For Ryudai Takano’s latest collection from his kasubaba series, published in conjunction with his 2025 retrospective at TOP museum in Tokyo, I contributed the essay, “An Ode to the Overlooked” looking at how his streetscape practice has evolved into a kind of photographic mindfulness.
T3 Photo Festival Tokyo 2024 focused on the exhibition New Japanese Photography held at the Museum of Modern Art (MoMA) in New York in 1974, which has had a major, long-lasting impact on the study and understanding of Japanese photography overseas. To mark the fiftieth anniversary of this landmark show, I curated two projects for T3 that reconsider its legacy.
Hitoshi Fugo released his latest book KAMI published by L’Artiere at Paris Photo 2025. A companion piece to his brilliant FLYING FRYING PAN, I edited this project which was decades in the making, combining images taken in the aftermath of the Great Hanshin Earthquake of 1995 with images of a roll of paper recovered by the artist from a printing factory after a fire. A prescient book for these times.

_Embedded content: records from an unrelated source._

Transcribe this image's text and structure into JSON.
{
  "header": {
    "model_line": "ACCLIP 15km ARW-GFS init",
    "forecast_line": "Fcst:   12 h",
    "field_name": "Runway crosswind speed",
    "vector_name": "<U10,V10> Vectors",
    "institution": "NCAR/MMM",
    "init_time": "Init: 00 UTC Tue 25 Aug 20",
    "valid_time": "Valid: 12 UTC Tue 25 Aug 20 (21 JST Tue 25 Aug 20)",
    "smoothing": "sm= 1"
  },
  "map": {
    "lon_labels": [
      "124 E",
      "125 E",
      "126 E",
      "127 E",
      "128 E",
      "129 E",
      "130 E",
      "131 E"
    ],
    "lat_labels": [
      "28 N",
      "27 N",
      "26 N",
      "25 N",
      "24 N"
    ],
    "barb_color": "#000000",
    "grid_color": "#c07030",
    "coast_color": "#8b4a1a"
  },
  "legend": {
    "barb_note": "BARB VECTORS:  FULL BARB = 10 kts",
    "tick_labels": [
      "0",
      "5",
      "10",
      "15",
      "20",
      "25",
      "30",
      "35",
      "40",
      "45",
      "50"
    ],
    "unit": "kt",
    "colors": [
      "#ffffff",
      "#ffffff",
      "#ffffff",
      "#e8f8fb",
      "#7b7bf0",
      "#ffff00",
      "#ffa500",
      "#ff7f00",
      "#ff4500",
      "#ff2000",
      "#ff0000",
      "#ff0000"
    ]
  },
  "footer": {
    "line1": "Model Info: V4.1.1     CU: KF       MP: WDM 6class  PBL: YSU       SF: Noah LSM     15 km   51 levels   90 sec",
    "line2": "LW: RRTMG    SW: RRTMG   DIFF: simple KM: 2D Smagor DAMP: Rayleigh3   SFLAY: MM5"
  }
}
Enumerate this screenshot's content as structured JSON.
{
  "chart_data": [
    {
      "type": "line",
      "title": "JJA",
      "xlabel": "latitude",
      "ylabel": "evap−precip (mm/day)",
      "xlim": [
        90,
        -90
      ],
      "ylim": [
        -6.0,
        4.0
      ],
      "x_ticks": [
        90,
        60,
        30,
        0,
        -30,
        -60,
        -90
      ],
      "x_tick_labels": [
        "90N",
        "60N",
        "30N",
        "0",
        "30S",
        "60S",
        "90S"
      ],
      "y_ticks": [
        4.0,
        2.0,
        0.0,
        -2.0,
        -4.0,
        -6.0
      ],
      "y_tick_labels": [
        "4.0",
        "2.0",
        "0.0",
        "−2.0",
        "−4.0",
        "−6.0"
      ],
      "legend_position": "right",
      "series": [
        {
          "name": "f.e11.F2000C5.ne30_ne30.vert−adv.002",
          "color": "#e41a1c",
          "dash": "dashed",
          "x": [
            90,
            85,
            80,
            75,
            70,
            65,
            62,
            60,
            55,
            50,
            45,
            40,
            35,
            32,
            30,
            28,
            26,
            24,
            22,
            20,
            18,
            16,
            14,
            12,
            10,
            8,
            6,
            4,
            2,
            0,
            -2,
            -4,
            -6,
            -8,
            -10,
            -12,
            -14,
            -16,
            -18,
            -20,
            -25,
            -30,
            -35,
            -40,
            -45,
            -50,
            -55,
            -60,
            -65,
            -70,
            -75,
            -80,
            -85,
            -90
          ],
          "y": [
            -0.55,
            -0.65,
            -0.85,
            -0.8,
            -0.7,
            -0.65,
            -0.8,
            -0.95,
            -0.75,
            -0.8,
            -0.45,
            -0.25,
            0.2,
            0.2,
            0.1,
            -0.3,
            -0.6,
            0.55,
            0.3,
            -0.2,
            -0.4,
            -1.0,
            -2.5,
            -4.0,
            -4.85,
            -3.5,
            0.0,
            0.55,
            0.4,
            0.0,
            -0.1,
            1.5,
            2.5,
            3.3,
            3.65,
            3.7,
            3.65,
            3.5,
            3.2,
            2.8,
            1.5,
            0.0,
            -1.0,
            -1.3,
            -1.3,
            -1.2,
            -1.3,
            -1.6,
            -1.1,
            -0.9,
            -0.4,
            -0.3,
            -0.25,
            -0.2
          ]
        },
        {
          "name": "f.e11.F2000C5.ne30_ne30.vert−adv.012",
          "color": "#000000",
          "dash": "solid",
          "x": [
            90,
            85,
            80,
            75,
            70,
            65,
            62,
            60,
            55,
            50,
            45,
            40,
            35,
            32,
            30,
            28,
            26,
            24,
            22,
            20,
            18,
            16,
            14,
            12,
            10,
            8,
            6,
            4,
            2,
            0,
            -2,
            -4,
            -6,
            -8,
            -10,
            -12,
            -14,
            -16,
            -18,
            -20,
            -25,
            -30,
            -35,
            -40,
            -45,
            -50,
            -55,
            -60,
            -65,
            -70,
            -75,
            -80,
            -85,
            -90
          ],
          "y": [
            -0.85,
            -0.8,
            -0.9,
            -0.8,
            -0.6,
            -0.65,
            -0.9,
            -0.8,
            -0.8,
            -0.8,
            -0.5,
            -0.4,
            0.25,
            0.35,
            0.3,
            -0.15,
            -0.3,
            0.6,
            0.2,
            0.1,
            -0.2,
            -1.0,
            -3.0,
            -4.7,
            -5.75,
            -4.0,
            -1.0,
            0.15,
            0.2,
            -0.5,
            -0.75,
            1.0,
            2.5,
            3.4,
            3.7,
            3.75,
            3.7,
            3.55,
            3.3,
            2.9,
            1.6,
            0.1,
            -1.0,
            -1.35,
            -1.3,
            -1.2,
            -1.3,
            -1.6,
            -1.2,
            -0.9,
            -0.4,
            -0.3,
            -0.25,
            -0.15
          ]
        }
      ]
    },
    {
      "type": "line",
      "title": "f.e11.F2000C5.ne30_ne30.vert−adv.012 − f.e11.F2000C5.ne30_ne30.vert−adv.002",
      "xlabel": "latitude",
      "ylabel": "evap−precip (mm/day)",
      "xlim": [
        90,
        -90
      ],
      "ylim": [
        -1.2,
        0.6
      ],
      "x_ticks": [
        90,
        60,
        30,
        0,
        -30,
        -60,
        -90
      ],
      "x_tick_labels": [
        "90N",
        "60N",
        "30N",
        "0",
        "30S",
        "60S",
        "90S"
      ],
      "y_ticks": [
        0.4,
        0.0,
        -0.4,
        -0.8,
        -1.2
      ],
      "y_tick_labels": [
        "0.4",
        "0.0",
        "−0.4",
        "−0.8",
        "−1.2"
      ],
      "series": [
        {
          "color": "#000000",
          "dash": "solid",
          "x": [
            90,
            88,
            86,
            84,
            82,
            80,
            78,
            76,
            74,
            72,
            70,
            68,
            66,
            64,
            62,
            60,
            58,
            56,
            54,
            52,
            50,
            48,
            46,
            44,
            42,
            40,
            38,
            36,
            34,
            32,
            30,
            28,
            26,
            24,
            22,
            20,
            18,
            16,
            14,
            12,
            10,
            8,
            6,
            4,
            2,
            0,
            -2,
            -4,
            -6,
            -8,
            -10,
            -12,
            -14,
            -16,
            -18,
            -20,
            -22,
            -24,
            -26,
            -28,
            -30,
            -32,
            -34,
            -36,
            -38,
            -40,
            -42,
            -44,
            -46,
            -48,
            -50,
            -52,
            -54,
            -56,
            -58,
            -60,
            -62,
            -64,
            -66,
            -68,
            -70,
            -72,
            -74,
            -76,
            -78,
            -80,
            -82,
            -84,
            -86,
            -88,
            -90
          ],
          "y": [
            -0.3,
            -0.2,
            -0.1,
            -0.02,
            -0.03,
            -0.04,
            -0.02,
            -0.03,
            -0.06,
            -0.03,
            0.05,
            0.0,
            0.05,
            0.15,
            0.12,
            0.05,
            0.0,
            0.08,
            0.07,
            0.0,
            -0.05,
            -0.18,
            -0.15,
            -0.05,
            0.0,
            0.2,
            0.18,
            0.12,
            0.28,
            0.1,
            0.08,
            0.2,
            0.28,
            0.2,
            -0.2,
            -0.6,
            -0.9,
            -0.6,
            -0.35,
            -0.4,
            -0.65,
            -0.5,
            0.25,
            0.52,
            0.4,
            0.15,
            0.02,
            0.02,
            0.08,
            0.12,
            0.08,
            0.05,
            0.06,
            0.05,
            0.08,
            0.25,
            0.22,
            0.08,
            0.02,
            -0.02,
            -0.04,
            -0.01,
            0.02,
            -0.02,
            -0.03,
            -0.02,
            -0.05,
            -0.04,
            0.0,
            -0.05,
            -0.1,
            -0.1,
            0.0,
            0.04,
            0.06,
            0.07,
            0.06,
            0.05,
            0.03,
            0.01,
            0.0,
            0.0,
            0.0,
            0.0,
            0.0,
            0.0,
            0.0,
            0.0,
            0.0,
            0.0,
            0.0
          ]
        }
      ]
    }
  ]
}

As part of the Paris Photo 2025 conversations programme, I hosted a talk with Damarice Amao, Julie Jones, and Yasufumi Nakamori on photography as a collective practice through the case of the All Japan Students’ Photo Association (AJSPA) and their “group photographic action” on Hiroshima.
I copy-edited this collection of Takuma Nakahira’s essays (the first of its kind in English) translated and edited by Daniel Abbe and Franz Pritchard and published by Aperture. Not to be missed, notably “Interlude”, in which Nakahira recounts the evening on which he set fire to his negatives on the beach.
I spent much of 2025 working on this collection of essays by Japanese, Asian, European, and American curators, researchers, and artists. More Than One World looks back at Japanese photography’s place in the global historiography of the medium since the landmark exhibition New Japanese Photography held at MoMA in 1974.